Williams wrote his play intending for his figures to remain morally ambiguous. In that letter to Kazan, he wrote that “the only point the play makes, he insisted, is ‘the point or theme of human understanding…in the end you should feel—‘if only they all had known about each other.’” (Murphy) It is difficult, more seventy years later, to really accept this as the true point of the play. Would Stanley and Blanche have had different endings if they had understood one another better? It seems to me as a reader that they understood each other quite well. Stanley knew Blanche had lost everything, and that she had suffered a tragic loss of her husband at a young age. He knew that she felt as though she was superior to him (though no, he did not understand that Blanche’s superiority was little more than armor over an incredible fragile mind), and he knew that she had nowhere to go. He knew that his wife loved his sister for all her faults and depended on her. Stanley, even by Williams’ own standards, knew who his sister-in-law was, and that did not stop him from destroying her dignity, her hope for a future, and ultimately, even her own mind as it is clearly his sexual assault and her sister’s lack of belief in her that destroys Blanche’s fragile grasp on reality. Blanche also saw her brother-in-law as a brute who likely beats her sister. What more understanding was Williams looking for?

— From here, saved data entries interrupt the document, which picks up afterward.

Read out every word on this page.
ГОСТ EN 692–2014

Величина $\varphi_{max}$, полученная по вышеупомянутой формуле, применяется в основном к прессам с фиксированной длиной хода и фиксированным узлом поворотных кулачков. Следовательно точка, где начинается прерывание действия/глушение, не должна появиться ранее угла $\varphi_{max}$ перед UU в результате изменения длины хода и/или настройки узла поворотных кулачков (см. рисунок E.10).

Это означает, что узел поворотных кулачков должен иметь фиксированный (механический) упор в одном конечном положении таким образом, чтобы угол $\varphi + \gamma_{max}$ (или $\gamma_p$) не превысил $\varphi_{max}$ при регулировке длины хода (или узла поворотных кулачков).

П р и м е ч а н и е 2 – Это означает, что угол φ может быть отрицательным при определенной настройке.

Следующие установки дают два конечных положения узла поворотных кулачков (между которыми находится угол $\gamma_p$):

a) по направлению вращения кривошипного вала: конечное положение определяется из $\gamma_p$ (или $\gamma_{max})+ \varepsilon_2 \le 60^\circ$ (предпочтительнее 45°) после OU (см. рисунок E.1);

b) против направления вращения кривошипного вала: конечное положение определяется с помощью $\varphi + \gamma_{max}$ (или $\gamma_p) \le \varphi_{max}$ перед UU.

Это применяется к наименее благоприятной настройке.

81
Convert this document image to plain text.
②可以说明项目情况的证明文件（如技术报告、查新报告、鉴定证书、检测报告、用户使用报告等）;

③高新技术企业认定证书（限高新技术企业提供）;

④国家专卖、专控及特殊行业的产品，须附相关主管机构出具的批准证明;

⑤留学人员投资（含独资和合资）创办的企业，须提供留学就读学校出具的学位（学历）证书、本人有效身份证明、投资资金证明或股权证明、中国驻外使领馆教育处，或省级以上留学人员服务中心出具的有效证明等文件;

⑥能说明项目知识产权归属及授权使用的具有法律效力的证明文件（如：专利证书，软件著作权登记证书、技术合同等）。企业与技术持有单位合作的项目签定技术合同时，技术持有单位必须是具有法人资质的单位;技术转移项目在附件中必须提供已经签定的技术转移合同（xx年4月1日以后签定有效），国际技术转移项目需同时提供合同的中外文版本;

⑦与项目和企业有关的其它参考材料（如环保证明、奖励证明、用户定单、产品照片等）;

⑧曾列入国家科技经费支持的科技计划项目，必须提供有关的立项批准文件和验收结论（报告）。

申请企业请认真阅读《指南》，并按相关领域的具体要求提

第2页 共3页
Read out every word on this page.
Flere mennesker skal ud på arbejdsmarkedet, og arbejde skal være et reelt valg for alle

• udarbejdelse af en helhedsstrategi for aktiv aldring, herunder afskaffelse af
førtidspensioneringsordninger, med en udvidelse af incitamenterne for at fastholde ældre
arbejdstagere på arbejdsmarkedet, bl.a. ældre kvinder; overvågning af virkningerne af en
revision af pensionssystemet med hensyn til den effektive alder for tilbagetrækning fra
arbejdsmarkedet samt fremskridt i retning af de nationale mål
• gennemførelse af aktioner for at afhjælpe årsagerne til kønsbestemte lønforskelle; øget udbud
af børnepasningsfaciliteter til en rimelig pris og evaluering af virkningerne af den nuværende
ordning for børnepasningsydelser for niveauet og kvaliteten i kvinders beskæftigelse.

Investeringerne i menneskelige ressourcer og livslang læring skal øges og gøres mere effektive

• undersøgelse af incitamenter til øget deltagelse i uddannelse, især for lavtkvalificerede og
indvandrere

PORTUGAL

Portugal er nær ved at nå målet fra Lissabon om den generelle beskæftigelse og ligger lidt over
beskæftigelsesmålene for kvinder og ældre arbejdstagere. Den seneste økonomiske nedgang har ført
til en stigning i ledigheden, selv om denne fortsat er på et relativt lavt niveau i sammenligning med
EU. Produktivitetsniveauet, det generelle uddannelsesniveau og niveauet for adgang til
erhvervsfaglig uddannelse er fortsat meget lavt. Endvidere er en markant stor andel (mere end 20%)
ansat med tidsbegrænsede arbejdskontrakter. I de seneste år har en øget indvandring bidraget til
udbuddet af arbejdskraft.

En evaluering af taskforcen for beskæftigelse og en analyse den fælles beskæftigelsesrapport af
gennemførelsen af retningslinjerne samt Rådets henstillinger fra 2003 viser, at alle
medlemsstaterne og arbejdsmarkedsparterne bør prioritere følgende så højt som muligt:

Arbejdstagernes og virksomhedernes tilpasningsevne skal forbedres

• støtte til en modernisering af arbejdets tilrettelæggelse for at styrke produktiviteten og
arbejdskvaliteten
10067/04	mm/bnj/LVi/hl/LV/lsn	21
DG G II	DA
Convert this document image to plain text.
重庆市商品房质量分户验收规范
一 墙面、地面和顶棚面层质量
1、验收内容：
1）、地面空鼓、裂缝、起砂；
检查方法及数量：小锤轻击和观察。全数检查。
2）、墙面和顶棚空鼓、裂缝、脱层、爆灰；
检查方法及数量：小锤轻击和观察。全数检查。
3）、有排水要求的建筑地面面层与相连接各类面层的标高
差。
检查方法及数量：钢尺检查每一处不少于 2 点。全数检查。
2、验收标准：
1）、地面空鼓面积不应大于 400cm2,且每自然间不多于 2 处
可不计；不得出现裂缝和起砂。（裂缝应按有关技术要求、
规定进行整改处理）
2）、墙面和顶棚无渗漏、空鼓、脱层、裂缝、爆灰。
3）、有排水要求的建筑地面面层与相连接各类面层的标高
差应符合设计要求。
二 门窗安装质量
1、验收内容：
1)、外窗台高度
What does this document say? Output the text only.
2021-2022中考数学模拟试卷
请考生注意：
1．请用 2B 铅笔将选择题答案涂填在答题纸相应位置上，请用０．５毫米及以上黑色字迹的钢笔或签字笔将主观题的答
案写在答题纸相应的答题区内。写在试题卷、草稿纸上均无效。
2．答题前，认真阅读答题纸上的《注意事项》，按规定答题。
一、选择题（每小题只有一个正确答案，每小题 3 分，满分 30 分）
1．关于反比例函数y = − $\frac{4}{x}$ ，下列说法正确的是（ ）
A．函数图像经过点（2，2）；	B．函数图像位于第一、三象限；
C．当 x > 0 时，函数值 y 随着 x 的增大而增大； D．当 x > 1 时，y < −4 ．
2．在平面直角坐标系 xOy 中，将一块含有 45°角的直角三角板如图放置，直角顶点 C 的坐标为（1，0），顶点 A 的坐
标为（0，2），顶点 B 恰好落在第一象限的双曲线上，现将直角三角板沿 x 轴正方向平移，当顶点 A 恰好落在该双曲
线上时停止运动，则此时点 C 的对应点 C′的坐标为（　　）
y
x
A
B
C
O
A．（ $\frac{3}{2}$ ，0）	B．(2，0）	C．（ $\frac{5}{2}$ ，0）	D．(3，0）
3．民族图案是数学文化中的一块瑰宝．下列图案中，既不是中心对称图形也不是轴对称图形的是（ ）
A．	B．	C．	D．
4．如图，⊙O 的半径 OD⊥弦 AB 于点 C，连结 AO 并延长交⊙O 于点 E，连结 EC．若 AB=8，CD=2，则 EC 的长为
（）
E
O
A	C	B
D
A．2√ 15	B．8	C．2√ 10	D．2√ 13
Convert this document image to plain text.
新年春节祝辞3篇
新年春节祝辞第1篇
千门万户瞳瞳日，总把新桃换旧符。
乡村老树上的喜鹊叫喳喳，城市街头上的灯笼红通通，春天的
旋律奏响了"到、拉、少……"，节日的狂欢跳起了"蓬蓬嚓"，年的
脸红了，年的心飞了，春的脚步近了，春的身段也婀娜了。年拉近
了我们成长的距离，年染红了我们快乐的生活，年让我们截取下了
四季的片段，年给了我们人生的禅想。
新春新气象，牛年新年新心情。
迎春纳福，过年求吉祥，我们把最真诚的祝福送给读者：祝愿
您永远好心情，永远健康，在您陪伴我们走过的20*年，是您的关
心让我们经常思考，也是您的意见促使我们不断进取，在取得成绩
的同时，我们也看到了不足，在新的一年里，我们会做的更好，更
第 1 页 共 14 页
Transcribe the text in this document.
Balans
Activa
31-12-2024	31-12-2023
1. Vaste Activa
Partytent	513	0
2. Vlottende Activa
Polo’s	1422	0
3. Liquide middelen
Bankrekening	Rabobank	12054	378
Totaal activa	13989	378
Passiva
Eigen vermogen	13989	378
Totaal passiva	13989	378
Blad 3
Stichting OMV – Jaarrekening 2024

This play is a product of its time and a product of the way men thought about themselves and the world around them. Stanley, according to Williams’ is not the villain. No one is. Generations of women who have read this play, seen it performed or watched the adaptations, find that difficult to believe. Stanley Kowalski represents a piece of popular culture we are still struggling to excise: the brooding anti-hero that needs the love of a good woman to be better. Williams’ ending suggests that Stella and Stanley will probably be all right now that Blanche is out of the picture; that Stella and their child will soften his rough edges. This is why it is essential that society turns a critical eye to older pieces of entertainment to understand why women think it is their responsibility to fix a man. Why did Laura have to make Luke feel better about raping her? Why was Jennifer responsible for Jack’s redemption? Why did Stella have to stay with Stanley and sacrifice her sister? Popular women’s culture loves to write that women can save a man, that he can be redeemed through her morality and strength. One can cite numerous examples from soap operas and prime time television, from romance novels and even mainstream fiction. This is the trope that Williams’ Streetcar depends on:  men like Stanley can be fixed while women like Blanche are irretrievably broken. It was true in 1947, and in many respects, it remains true in 2019.

 

Works Cited

Hanks, Pamela Anne. “Must We Acknowledge What We Mean? The Viewer’s Role in Filmed Versions of “A Streetcar Named Desire”.” Journal of Popular Film and Television 14 (1986): 114-122.

Murphy, Brenda. “On A Streetcar Named Desire.” The Play and Author. n.d. (I have to track this source down, it was a pdf given to us in class)

Vlasopolos, Anca. “Authorizing History: Victimization in “A Streetcar Named Desire”.” Theatre Journal 38 (1986): 322-338.

Williams, Tennessee. A Streetcar Named Desire. New York: New Directions Books, 2004.